United Voice acting secretary Ben Redford said the union had found at least 12 venues on Chapel Street – including the La La bars – that were ”stealing wages” from workers.
“Over the last two months we’ve spoken to dozens of workers from Chapel Street and what we’ve found is the full catastrophe,” he said.
“You have every type of hospitality business, engaged in every type of wage theft.”
A current worker at one of La La Group’s bars said they were paid cash in hand at just over $20 an hour and were never given an employment contract.
They were paid a flat rate – with no penalty rates – despite working regularly into the early hours of the morning.
Late-night penalties – depending on the day – should push wages for bar staff towards $30 an hour or higher.
“For such a big-sized group it is kind of surprising,” the worker, who asked to remain anonymous, said of being underpaid. “It’s definitely the biggest bar I’ve seen doing this.”
Other former workers and managers confirmed they had been underpaid via the same method of envelopes stuffed with cash.
There has been a string of wages scandals in Australia in recent years involving some of Australia’s biggest companies and franchises.
An ongoing investigation by The Sunday Age has uncovered industry-wide underpayment in hospitality in particular high-end restaurants.
Permanent chefs regularly work excessive overtime but are not paid for it.
The investigation has uncovered the practice at businesses fronted by industry heavyweights Neil Perry, Heston Blumenthal, Teage Ezard and Guillaume Brahimi.
Hospo Voice have also lodged complaints with the Fair Work Ombudsman on behalf of people who worked at several other unrelated bars to the La La group on Chapel Street.
They include a worker just paid $10 an hour at one bar and other workers who quit after their employer refused to pay them wages for several weeks.
Camilo Gil Soto said he worked at a Chapel Street venue and was underpaid, not paid on time and owed $1600 from just six weeks of work.
“I was a casual and getting paid part-time rates,” Mr Gil Soto, a migrant worker from Colombia said. “I spoke to the manager and they never fixed it.”
Along with two other workers from the same venue, Mr Gil Soto is seeking repayment of thousands in underpayment.
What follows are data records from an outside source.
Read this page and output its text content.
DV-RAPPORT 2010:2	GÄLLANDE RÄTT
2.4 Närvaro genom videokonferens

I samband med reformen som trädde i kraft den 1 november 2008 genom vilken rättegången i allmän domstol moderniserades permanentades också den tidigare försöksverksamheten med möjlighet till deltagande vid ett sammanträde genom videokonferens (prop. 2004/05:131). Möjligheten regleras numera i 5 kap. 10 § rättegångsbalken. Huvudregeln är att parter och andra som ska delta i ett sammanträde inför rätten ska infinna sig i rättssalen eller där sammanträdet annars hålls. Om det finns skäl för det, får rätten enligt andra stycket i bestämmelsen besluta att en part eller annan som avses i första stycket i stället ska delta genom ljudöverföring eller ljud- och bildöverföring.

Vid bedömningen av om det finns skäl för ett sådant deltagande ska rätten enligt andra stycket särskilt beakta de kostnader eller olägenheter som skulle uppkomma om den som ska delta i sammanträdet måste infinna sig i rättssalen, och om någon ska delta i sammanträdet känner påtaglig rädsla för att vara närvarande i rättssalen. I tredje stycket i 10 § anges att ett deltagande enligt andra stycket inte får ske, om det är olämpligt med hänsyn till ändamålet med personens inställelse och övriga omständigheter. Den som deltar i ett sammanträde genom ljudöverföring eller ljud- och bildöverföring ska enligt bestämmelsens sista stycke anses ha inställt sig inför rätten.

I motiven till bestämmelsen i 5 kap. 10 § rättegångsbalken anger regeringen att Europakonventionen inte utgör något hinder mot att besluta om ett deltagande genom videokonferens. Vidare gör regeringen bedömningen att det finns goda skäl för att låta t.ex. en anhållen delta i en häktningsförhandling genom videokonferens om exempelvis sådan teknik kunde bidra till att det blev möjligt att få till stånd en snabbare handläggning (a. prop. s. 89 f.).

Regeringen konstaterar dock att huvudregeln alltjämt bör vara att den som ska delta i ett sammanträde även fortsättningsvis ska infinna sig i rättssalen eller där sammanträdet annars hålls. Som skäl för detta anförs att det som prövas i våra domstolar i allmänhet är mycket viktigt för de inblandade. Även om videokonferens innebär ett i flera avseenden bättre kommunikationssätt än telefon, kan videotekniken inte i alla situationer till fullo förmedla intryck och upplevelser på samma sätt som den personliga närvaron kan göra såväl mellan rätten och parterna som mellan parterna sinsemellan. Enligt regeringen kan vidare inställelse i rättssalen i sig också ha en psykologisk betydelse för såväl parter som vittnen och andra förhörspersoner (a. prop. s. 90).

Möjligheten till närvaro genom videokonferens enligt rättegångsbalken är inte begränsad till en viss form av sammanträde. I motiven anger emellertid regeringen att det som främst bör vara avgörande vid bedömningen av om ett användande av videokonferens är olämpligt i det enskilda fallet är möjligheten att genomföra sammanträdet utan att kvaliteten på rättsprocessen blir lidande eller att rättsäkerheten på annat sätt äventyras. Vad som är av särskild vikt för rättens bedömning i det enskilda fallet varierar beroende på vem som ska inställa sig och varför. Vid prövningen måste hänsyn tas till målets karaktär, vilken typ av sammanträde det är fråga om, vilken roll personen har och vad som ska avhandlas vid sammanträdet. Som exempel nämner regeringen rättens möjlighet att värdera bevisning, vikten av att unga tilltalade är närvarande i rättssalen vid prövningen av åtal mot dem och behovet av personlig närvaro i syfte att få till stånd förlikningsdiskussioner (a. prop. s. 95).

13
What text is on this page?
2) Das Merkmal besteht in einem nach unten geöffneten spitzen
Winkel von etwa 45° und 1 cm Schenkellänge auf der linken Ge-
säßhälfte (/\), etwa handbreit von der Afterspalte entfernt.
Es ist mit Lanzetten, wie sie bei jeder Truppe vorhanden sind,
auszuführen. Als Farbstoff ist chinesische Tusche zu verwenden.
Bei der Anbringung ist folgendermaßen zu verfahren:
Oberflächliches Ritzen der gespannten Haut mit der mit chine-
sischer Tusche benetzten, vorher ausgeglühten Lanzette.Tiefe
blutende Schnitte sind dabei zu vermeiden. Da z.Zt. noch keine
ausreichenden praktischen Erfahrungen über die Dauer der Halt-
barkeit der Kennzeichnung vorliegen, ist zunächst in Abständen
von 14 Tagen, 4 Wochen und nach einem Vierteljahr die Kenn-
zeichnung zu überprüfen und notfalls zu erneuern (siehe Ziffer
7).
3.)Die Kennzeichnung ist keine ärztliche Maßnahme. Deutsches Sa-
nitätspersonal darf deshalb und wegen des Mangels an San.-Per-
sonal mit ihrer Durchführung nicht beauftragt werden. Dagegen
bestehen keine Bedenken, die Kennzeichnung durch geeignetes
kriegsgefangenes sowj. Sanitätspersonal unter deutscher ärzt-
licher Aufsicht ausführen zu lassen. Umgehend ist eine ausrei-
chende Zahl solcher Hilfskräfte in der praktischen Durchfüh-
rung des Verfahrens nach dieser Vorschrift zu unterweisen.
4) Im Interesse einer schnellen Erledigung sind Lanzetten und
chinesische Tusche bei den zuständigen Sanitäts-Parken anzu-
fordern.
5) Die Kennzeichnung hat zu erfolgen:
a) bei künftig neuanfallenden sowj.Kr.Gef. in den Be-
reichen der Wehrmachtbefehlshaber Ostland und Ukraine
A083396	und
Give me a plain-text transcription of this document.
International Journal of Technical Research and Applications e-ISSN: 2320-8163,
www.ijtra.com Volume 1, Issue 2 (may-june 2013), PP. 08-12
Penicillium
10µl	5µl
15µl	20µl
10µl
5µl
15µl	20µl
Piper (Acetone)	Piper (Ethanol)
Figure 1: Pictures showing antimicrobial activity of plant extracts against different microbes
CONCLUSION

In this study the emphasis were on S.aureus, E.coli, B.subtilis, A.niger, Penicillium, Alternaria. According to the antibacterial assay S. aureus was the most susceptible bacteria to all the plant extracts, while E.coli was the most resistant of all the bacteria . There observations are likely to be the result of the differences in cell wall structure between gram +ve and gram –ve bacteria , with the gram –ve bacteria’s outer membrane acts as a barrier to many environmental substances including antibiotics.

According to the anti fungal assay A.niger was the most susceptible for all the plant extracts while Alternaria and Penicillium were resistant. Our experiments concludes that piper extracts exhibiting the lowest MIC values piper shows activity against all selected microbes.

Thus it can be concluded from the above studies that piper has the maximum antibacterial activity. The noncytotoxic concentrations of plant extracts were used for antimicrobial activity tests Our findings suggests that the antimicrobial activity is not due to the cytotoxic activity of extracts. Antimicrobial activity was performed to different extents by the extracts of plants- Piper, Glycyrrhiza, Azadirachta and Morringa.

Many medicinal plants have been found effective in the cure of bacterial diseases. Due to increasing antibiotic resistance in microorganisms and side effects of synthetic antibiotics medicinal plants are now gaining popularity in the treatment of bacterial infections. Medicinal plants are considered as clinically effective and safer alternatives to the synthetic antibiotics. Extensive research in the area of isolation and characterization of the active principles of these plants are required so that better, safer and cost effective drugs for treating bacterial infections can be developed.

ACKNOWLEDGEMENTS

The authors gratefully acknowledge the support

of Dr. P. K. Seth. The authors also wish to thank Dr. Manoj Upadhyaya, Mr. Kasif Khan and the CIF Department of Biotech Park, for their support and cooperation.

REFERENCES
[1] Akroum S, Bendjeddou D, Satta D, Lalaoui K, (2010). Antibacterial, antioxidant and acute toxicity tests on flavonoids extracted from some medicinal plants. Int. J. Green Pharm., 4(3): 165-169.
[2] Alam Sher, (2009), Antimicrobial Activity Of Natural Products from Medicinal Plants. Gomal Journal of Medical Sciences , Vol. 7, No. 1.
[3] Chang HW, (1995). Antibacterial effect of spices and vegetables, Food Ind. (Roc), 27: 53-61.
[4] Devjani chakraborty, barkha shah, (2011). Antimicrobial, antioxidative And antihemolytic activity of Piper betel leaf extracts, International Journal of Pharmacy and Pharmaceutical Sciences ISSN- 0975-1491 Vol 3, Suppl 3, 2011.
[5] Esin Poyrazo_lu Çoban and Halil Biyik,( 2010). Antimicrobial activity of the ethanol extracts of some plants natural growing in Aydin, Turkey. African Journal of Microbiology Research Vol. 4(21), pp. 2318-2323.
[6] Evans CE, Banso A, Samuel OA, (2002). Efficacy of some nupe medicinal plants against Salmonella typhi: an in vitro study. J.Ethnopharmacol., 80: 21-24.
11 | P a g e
A representative from the venue denied the claims.
Mr Redford said the workplace laws were failing and attacked the Morrison government.
The Victorian Labor government has said it would make wage theft a crime but is yet to introduce legislation.
Federal Labor is going to the election with a policy for much higher penalties for deliberate wage underpayment, with employers liable to a penalty three times the size of the underpayment.
The Coalition, in government, introduced amendments to the Fair Work Act to boost penalties against employers that underpay vulnerable workers. Those laws have been rarely used so far.